No doubt. Anasi’s own appearances in the book are similarly rendered in the fugitive machismo of lifestyle-magazine longform. Over the years, his voice never changes. “Breaking and entering doesn’t leave you time to cry about the past.” “Nursing my drink, I scanned the room: I’d arrived solo and wanted to connect.” When faced with actually revealing anything about his life or the people in it, he wilts. Of the three ex-girlfriends who figure heavily in the story, all are nondescript and “beautiful.” Memo to future memoirists: if you can’t write about your exes, don’t write about your exes.
Such narratives are most successful when the author doesn’t fully valorize her subjects. The same proves true here, in a long middle section about a neighbor, a photographer-cum-heroin-junkie who begins collaborating with Anasi on a project about Greenpoint’s teenage drug problem. Before long, Anasi realizes that this neighbor has been the one providing the drugs to the teens in question. This story is entwined with a fascinating account or the rise and fall of the sugar industry along the waterfront, and Kokie’s, the legendary coke bar that lived in what is now the Levee. Though Anasi’s telling of the respective impacts of sugar, coke, and heroin on the neighborhood over decades finds him at his best, it also highlights what is missing from the rest of the book. This is the problem with talking about Williamsburg, or anywhere, in terms of bohemia; there isn’t enough room for local history, memorable relationships, or anything, really, that isn’t bound up in making the case for inclusion in that scene. What then inevitably stands out is Anasi’s relentless signification of bohemia, which, like the Hot Topic sitting comfortably in a New Jersey shopping mall, must overcompensate lest someone recognize its affinity with its surroundings.
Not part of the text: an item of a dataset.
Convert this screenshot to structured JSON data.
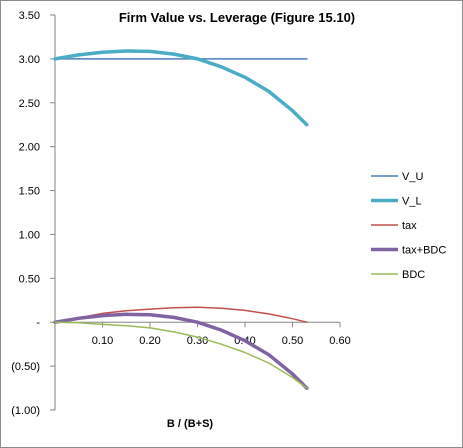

In the end, The Last Bohemia diagnoses itself. Comparing a burlesque act called the Bindlestiff Family Circus to the fad for drinking Pabst Blue Ribbon, Anasi writes:
“PBR parodied what the Bindlestiffs were doing with their embrace of side show, carny and burlesque . . . PBR was safe. PBR was completely safe and sideshow was one risk after another. The first was a ‘lifestyle choice,’ the second a life.”
Anasi remains in a world where there is a right way to drink the right beer. And so he gives us his cursory sketches, vivid and unsurprising, of an adult cartoon Bohemia. Williamsburg was what we thought it was, but more important, he was there and we weren’t. I’m reminded of a story told by a friend who spent a year in the notoriously authentic McKibben Lofts, to the east of Williamsburg, which was only the belief, articulated constantly throughout the building, that someday, someone was going to write a book about this. This book is that book, a lifestyle odyssey painted in colors bright enough to see from the mainland.
Stephen Squibb is familiar with the bus between New York and Boston.